Analisti internazionali sostengono che probabilmente l’uso di metanfetamine nelle Filippine non è molto più diffuso rispetto a paesi come Australia o Stati Uniti. Alcuni studi hanno mostrato che storicamente, quando manca la fiducia nelle istituzioni pubbliche, le violenze extragiudiziali possono essere viste come una soluzione. «Qui abbiamo tutti gli ingredienti che di solito servono a raccogliere il sostegno per il populismo o misure estreme», ha detto Carlos H. Conde, che lavora come ricercatore per Human Rights Watch nelle Filippine. «Ci sono decenni di disfunzioni politiche che risalgono ai tempi della dittatura di Ferdinand Marcos. Abbiamo una corruzione diffusa a tutti i livelli, disillusione nei confronti delle istituzioni, povertà diffusa e criminalità dilagante. È quasi un caso da manuale».
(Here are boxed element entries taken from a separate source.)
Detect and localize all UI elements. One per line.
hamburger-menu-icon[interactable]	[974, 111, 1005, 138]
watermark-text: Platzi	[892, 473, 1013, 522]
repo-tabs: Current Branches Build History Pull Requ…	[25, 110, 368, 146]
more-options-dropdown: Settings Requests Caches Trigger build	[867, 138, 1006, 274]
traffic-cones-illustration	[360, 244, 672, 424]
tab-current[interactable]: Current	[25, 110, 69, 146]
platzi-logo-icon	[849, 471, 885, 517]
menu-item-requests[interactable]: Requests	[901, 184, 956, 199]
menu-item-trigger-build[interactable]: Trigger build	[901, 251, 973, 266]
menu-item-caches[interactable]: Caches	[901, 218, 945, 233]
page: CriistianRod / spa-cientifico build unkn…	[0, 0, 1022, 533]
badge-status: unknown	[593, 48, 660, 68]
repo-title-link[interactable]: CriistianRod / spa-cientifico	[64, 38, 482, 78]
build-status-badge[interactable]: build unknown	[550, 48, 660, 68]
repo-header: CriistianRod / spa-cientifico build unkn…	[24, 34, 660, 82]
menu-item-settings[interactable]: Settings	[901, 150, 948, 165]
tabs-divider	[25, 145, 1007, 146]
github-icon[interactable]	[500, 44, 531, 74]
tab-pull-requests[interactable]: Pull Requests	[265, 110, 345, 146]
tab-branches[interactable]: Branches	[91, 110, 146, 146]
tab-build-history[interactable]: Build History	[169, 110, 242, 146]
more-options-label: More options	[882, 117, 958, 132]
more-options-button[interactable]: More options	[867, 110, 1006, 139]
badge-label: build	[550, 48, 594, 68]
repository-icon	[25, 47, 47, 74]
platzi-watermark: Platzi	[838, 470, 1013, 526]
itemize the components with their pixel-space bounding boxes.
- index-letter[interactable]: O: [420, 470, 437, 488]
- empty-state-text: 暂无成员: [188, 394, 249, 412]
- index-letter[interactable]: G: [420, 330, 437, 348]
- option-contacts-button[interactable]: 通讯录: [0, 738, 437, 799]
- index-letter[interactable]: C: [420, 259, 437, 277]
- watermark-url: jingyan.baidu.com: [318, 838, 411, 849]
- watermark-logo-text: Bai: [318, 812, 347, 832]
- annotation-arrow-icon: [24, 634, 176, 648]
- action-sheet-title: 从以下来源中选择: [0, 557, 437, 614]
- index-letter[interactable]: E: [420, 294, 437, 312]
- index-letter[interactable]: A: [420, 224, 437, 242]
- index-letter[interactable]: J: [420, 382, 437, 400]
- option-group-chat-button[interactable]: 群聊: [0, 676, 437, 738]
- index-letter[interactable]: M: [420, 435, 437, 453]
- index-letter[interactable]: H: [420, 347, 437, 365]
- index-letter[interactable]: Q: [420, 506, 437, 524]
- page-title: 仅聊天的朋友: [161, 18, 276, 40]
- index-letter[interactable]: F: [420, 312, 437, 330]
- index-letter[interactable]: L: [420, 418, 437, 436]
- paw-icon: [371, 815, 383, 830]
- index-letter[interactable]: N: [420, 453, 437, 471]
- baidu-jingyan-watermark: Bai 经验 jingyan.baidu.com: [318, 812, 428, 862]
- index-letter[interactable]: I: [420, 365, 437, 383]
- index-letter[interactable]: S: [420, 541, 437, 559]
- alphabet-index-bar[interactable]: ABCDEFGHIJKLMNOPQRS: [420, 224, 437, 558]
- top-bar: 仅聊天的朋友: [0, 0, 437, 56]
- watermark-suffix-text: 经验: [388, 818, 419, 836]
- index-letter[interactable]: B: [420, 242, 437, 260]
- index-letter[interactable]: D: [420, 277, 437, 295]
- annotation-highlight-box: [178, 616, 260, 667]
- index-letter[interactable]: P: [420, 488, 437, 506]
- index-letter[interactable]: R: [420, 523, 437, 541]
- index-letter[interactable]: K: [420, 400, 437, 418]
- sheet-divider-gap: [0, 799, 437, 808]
Human Rights Watch, che sostiene che il recente picco delle violenze nelle Filippine sia chiaramente legato alle politiche e alla retorica di Duterte, sta chiedendo alle Nazioni Unite di svolgere un’indagine approfondita. Conde, però, ha aggiunto che «dai paesi in cui sono stati usati gli “squadroni della morte” o le uccisioni extragiudiziali per combattere le bande di narcotrafficanti, come l’America Latina, sappiamo che questi metodi non sono efficaci a lungo termine». In un karaoke in una strada fatiscente nel quartiere Pasay, a Manila, dove negli ultimi mesi ci sono state diverse uccisioni, Richie Macalisang ha detto di non essere d’accordo. «I criminali stanno usando le organizzazioni per i diritti umani come scudo», ha detto Macalisang che ha 39 anni, fa il marinaio, era in attesa che la sua nave partisse per gli Stati Uniti e indossava un braccialetto bianco e blu con su scritto il nome di Duterte. «Erano stati avvertiti. Se vogliono evitare le violenze possono semplicemente costituirsi», ha aggiunto.